Marina Forti: Bombe a Bali. A Kuta Beach torna il terrore
Le indagini degli ultimi tre anni hanno permesso alla polizia indonesiana di risalire a una rete di ‟militantismo” islamico con diramazioni nell'arcipelago indonesiano e nell'intera regione - tutti o quasi vengono da scuole islamiche e/o hanno affiliazione con i gruppi più ‟militanti” dell'islam radicale. Ma cosa sia la Jemaah Islamiyah (letteralmente ‟comunità islamica”) è meno facile da stabilire. Il suo fondatore, l'anziano teologo Abu Bakar Ba'asyir, nega perfino che esista un'organizzazione con questo nome. Esiste, questo è certo, la scuola coranica in cui aveva cominciato a predicare negli anni `70, prima di andarsene in esilio in Malaysia dove ha stabilito rapporti stretti con altre scuole di quella corrente islamica che vorrebbe creare uno stato musulmano dalla Malaysia alle Filippine meridionali passando per Java. È accertato che molti dei dirigenti della rete (che esiste, eccome), sono passati dai campi di addestramento in Afghanistan - chi all'epoca della guerriglia antisovietica finanziata dalla Cia, chi negli anni `90 quando al Qaeda era gradita ospite del regime Taleban. Ma l'uomo indicato come ‟delegato” di Osama bin Laden in sud-est asiatico, Hambali, l'unico non arabo nella cerchia ristretta del leader di al Qaeda, è stato arrestato nell'agosto del 2003.

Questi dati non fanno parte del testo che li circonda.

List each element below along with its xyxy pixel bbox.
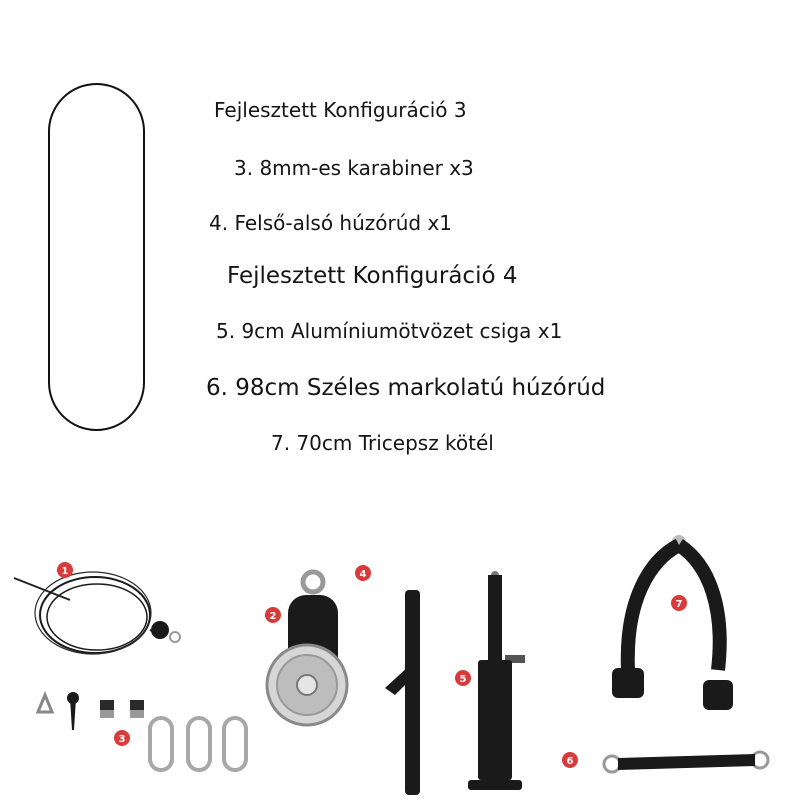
pulley bbox=[267, 572, 347, 725]
svg-text:7: 7 bbox=[675, 599, 683, 610]
carabiners bbox=[150, 718, 246, 770]
item-5-pulley: 5. 9cm Alumíniumötvözet csiga x1 bbox=[216, 319, 563, 343]
tricep-rope bbox=[612, 535, 733, 710]
item-6-wide-grip-bar: 6. 98cm Széles markolatú húzórúd bbox=[206, 375, 606, 401]
strap-handle bbox=[604, 752, 768, 772]
badge-1 bbox=[57, 562, 73, 578]
svg-text:2: 2 bbox=[269, 611, 277, 622]
config4-title: Fejlesztett Konfiguráció 4 bbox=[227, 263, 518, 289]
svg-text:3: 3 bbox=[118, 734, 126, 745]
svg-text:1: 1 bbox=[61, 566, 69, 577]
config3-title: Fejlesztett Konfiguráció 3 bbox=[214, 98, 467, 122]
svg-text:4: 4 bbox=[359, 569, 367, 580]
item-4-pulldown-bar: 4. Felső-alsó húzórúd x1 bbox=[209, 211, 453, 235]
blank-label-frame bbox=[48, 83, 145, 431]
badge-3 bbox=[114, 730, 130, 746]
badge-4 bbox=[355, 565, 371, 581]
loading-pin bbox=[468, 571, 525, 790]
item-3-carabiner: 3. 8mm-es karabiner x3 bbox=[234, 156, 474, 180]
small-hardware bbox=[38, 692, 144, 730]
svg-text:6: 6 bbox=[566, 756, 574, 767]
badge-6 bbox=[562, 752, 578, 768]
product-parts-illustration bbox=[0, 520, 800, 800]
badge-5 bbox=[455, 670, 471, 686]
svg-text:5: 5 bbox=[459, 674, 467, 685]
item-7-tricep-rope: 7. 70cm Tricepsz kötél bbox=[271, 431, 494, 455]
cable-with-ball bbox=[14, 572, 180, 654]
badge-2 bbox=[265, 607, 281, 623]
pull-down-bar bbox=[385, 590, 420, 795]
badge-7 bbox=[671, 595, 687, 611]
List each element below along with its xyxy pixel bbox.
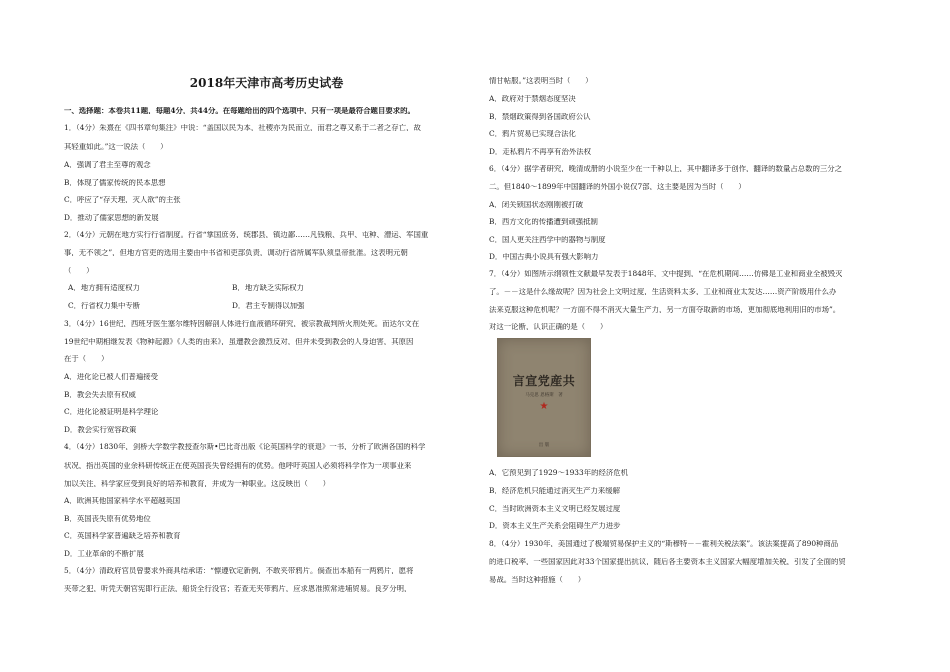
question-line: 的进口税率，一些国家因此对33个国家提出抗议，随后各主要资本主义国家大幅度增加关税，引发了全面的贸 [489, 558, 846, 566]
cover-subtitle: 马克思 恩格斯 著 [525, 393, 563, 398]
cover-footer: 出 版 [538, 443, 550, 448]
question-line: 状况，指出英国的业余科研传统正在使英国丧失曾经拥有的优势。他呼吁英国人必须将科学作为一项事业来 [64, 462, 412, 470]
question-line: 事，无不领之”，但地方官吏的选用主要由中书省和吏部负责，调动行省所属军队须皇帝批准。这表明元朝 [64, 249, 408, 257]
question-line: 二。但1840～1899年中国翻译的外国小说仅7部，这主要是因为当时（ ） [489, 183, 746, 191]
question-line: 法来克服这种危机呢？一方面不得不消灭大量生产力，另一方面夺取新的市场，更加彻底地利用旧的市场”。 [489, 306, 841, 314]
question-line: 1．（4分）朱熹在《四书章句集注》中说：“盖国以民为本，社稷亦为民而立，而君之尊又系于二者之存亡，故 [64, 124, 421, 132]
red-star-icon: ★ [539, 401, 549, 412]
question-line: 3．（4分）16世纪，西班牙医生塞尔维特因解剖人体进行血液循环研究，被宗教裁判所火刑处死。而达尔文在 [64, 320, 420, 328]
option-b: B．地方缺乏实际权力 [232, 284, 304, 292]
question-line: 其轻重如此。”这一说法（ ） [64, 143, 168, 151]
question-line: 7．（4分）如图所示纲领性文献最早发表于1848年，文中提到，“在危机期间……仿佛是工业和商业全被毁灭 [489, 270, 843, 278]
question-line: 情甘帖服。”这表明当时（ ） [489, 77, 593, 85]
section-header: 一、选择题：本卷共11题，每题4分，共44分。在每题给出的四个选项中，只有一项是最符合题目要求的。 [64, 107, 415, 115]
option-line: A．它预见到了1929～1933年的经济危机 [489, 469, 629, 477]
question-line: 19世纪中期相继发表《物种起源》《人类的由来》，虽遭教会激烈反对，但并未受到教会的人身迫害，其原因 [64, 338, 414, 346]
option-line: D．资本主义生产关系会阻碍生产力进步 [489, 522, 621, 530]
option-line: D．中国古典小说具有强大影响力 [489, 253, 599, 261]
option-a: A．地方拥有适度权力 [68, 284, 140, 292]
question-line: 加以关注，科学家应受到良好的培养和教育，并成为一种职业。这反映出（ ） [64, 480, 331, 488]
option-line: A．欧洲其他国家科学水平超越英国 [64, 497, 181, 505]
option-line: C．当时欧洲资本主义文明已经发展过度 [489, 505, 621, 513]
question-line: 易战。当时这种措施（ ） [489, 576, 586, 584]
question-line: 对这一论断，认识正确的是（ ） [489, 323, 608, 331]
question-line: 了。－－这是什么缘故呢？因为社会上文明过度，生活资料太多，工业和商业太发达……资产阶级用什么办 [489, 288, 837, 296]
question-line: 5．（4分）清政府官员曾要求外商具结承诺：“懔遵钦定新例，不敢夹带鸦片。倘查出本船有一两鸦片，愿将 [64, 567, 414, 575]
question-line: 2．（4分）元朝在地方实行行省制度。行省“掌国庶务，统郡县，镇边鄙……凡钱粮、兵甲、屯种、漕运、军国重 [64, 231, 429, 239]
question-line: 夹带之犯，听凭天朝官宪即行正法，船货全行没官；若查无夹带鸦片，应求恩准照常进埔贸易。良歹分明， [64, 585, 412, 593]
option-line: B．禁烟政策得到各国政府公认 [489, 113, 591, 121]
option-line: A．进化论已被人们普遍接受 [64, 373, 159, 381]
option-d: D．君主专制得以加强 [232, 302, 305, 310]
option-line: B．英国丧失原有优势地位 [64, 515, 151, 523]
option-line: C．呼应了“存天理，灭人欲”的主张 [64, 196, 181, 204]
option-line: A．强调了君主至尊的观念 [64, 161, 151, 169]
option-line: D．工业革命的不断扩展 [64, 550, 144, 558]
option-c: C．行省权力集中专断 [68, 302, 141, 310]
option-line: D．走私鸦片不再享有治外法权 [489, 148, 592, 156]
question-line: 8．（4分）1930年，美国通过了极端贸易保护主义的“斯穆特－－霍利关税法案”。该法案提高了890种商品 [489, 540, 839, 548]
option-line: A．闭关锁国状态刚刚被打破 [489, 201, 584, 209]
question-line: 6．（4分）据学者研究，晚清成册的小说至少在一千种以上，其中翻译多于创作，翻译的数量占总数的三分之 [489, 165, 843, 173]
option-line: B．经济危机只能通过消灭生产力来缓解 [489, 487, 621, 495]
question-line: 在于（ ） [64, 355, 109, 363]
option-line: C．英国科学家普遍缺乏培养和教育 [64, 532, 181, 540]
option-line: D．教会实行宽容政策 [64, 426, 137, 434]
cover-title: 言宣党産共 [512, 374, 576, 388]
manifesto-cover-image [497, 338, 591, 457]
option-line: C．进化论被证明是科学理论 [64, 408, 159, 416]
question-line: （ ） [64, 267, 94, 275]
question-line: 4．（4分）1830年，剑桥大学数学教授查尔斯•巴比奇出版《论英国科学的衰退》一书，分析了欧洲各国的科学 [64, 443, 426, 451]
option-line: B．体现了儒家传统的民本思想 [64, 179, 166, 187]
option-line: C．国人更关注西学中的器物与制度 [489, 236, 606, 244]
option-line: C．鸦片贸易已实现合法化 [489, 130, 576, 138]
option-line: D．推动了儒家思想的新发展 [64, 214, 159, 222]
option-line: B．西方文化的传播遭到顽强抵制 [489, 218, 598, 226]
option-line: A．政府对于禁烟态度坚决 [489, 95, 576, 103]
option-line: B．教会失去原有权威 [64, 391, 136, 399]
page-title: 2018年天津市高考历史试卷 [189, 76, 344, 90]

È anche certo però che le correnti dell'islam ‟jihadista” (nel senso di militante e armato) non hanno grande appeal in Indonesia, dove pure il 90% dei 210 milioni di abitanti sono musulmani. Esistono sì correnti favorevoli a modificare la costituzione laica del paese e trasformare l'Indonesia in uno stato confessionale: esistevano ai tempi della lotta per l'indipendenza, hanno trovato espressione nel movimento Darul Islam che aveva tentato una sollevazione islamista negli anni `50, si sono reincarnate negli ultimi anni in gruppi di attivisti come quello che fa capo a Ba'asyir - o anche in un partito perfettamente legale e pacifico come il Pks, Partito della giustizia e della prosperità, astro nascente della politica indonesiana, che combatte l'ingiustizia sociale e propugna la shari'a come fondamento della convivenza civile. Ma tutto questo non ha strettamente a che fare con il terrorismo.

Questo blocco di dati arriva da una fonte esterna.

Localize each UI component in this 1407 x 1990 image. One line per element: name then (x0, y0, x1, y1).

Il fatto è che provare il nesso tra l'anziano teologo e gli esecutori della strage di Bali o dei successivi attentati è risultato difficile per gli investigatori indonesiani, e il processo a Abu Bakar Ba'asyir è assomigliato molto a un processo alle opinioni: tanto che l'anziano teologo è stato infine condannato a 30 mesi per reati amministrativi e per una vaga ‟complicità morale” nel terrorismo.